You’re probably familiar with the process by which a bill is introduced into Congress and then bill becomes a law – the legislative process outlined in the Constitution.
If you believe that this process still creates laws in any meaningful sense, you’re understanding of how laws are made is out-of-date by 70+ years. FDR did many things when he overthrew the old government. One of those was replacing the old legislative process with what we now know as the notice and comment “rulemaking” process.
Modern laws are called “regulations” or “rules” to maintain a veneer of Constitutionality. The Constitution requires laws to be made by Congress, so to get around that requirement, we’ve renamed laws. If you break a regulation or a rule, you’re still subject to punishment.
Wikipedia actually summarizes the process nicely, in the way that only Wikipedia can: “In administrative law, rulemaking refers to the process that executive and independent agencies use to create, or promulgate, regulations. In general, legislatures first set broad policy mandates by passing statutes, then agencies create more detailed regulations through rulemaking.”
Note that the elected legislature has been shoved into the background. Someone decides that a new rule (not law, please) needs to be implemented. This “someone” can easily be – and generally is – the same agency that will implement the regulations. Often this someone actually writes the draft legislative language and gives it to Congressmen – hence the Congressmen can sponsor a law that he has never read. This legislation is vague and unclear enough to allow an agency to actually decide what the regulations should say. The legislative process is messy and subject to transparency requirements, so the details are best left to the bureaucracy and the rulemaking process.

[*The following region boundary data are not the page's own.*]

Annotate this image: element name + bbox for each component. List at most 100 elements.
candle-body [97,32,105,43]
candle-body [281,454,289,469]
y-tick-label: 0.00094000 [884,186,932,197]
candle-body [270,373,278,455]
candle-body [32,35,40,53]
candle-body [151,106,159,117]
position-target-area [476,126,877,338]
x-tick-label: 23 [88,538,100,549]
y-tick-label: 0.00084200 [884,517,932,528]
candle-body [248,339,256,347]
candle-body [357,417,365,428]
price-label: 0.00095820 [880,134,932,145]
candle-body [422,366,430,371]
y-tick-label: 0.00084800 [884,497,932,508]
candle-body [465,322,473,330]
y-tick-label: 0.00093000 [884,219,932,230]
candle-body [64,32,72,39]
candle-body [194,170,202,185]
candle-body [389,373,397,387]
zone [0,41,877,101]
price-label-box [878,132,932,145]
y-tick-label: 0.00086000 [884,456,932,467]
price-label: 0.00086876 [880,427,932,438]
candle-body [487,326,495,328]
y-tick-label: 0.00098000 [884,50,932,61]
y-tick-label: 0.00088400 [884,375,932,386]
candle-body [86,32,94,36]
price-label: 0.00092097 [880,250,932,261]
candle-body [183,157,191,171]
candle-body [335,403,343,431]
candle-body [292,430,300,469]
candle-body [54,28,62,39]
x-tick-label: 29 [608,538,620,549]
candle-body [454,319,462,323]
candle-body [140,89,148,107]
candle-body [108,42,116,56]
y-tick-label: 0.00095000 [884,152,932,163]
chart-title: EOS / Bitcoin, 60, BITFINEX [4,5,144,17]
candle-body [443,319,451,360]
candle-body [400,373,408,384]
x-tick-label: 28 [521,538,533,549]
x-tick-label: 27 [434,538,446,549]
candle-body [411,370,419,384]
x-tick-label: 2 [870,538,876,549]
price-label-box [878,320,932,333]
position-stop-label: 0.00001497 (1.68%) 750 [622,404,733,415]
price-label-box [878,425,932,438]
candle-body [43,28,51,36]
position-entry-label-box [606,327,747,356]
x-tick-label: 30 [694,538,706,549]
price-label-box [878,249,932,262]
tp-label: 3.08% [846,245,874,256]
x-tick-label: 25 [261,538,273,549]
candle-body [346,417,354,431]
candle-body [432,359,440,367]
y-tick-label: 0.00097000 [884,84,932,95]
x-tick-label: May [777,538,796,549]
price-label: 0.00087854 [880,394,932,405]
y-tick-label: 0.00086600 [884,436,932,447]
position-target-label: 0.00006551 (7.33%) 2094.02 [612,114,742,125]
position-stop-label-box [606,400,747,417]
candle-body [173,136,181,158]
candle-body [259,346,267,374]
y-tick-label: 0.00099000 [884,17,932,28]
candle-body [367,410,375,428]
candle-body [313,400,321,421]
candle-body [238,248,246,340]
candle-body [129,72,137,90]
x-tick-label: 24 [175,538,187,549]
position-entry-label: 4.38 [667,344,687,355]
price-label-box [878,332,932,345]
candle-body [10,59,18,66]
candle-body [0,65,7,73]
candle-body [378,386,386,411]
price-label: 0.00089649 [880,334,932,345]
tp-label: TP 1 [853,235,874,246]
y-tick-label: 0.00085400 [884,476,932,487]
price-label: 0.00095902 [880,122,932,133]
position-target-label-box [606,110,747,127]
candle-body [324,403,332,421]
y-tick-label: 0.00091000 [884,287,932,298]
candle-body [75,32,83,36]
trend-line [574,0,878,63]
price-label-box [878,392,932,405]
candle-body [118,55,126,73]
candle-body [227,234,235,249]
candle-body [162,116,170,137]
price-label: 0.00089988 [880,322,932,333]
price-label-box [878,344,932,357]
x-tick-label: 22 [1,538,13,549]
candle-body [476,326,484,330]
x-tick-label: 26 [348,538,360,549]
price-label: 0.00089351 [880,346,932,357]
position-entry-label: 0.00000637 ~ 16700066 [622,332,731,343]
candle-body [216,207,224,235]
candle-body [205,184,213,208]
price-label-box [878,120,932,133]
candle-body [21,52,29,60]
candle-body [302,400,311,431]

The internet allows us to see a glimpse of how this process really works. Earlier this year, Congress decided to pass a law “protecting” airline passengers. What did Congress actually do? They asked the Department of Transportation to protect passengers. The Department of Transportation is now implementing that law. One of the DOT’s proposed rules to implement the legislation is here.
One way to get a glimpse of who’s really is charge is to go here and read the letter in pdf. First, notice that the letter is written to DOT by the very same Senators that passed the law. The Senators “believe consumers are entitled to full and honest disclosure of all fees and charges associated with air travel before they purchase a ticket, whether directly from an airline or from a third-party intermediary.”
If the Senators believed this, why didn’t they put it in the law? Isn’t that how democratic government is supposed to work?
That’s not how government works anymore. Now, if Senators want the law to do something, they need to beg civil servants to make it happen. Who is in charge here? I think it’s pretty clear.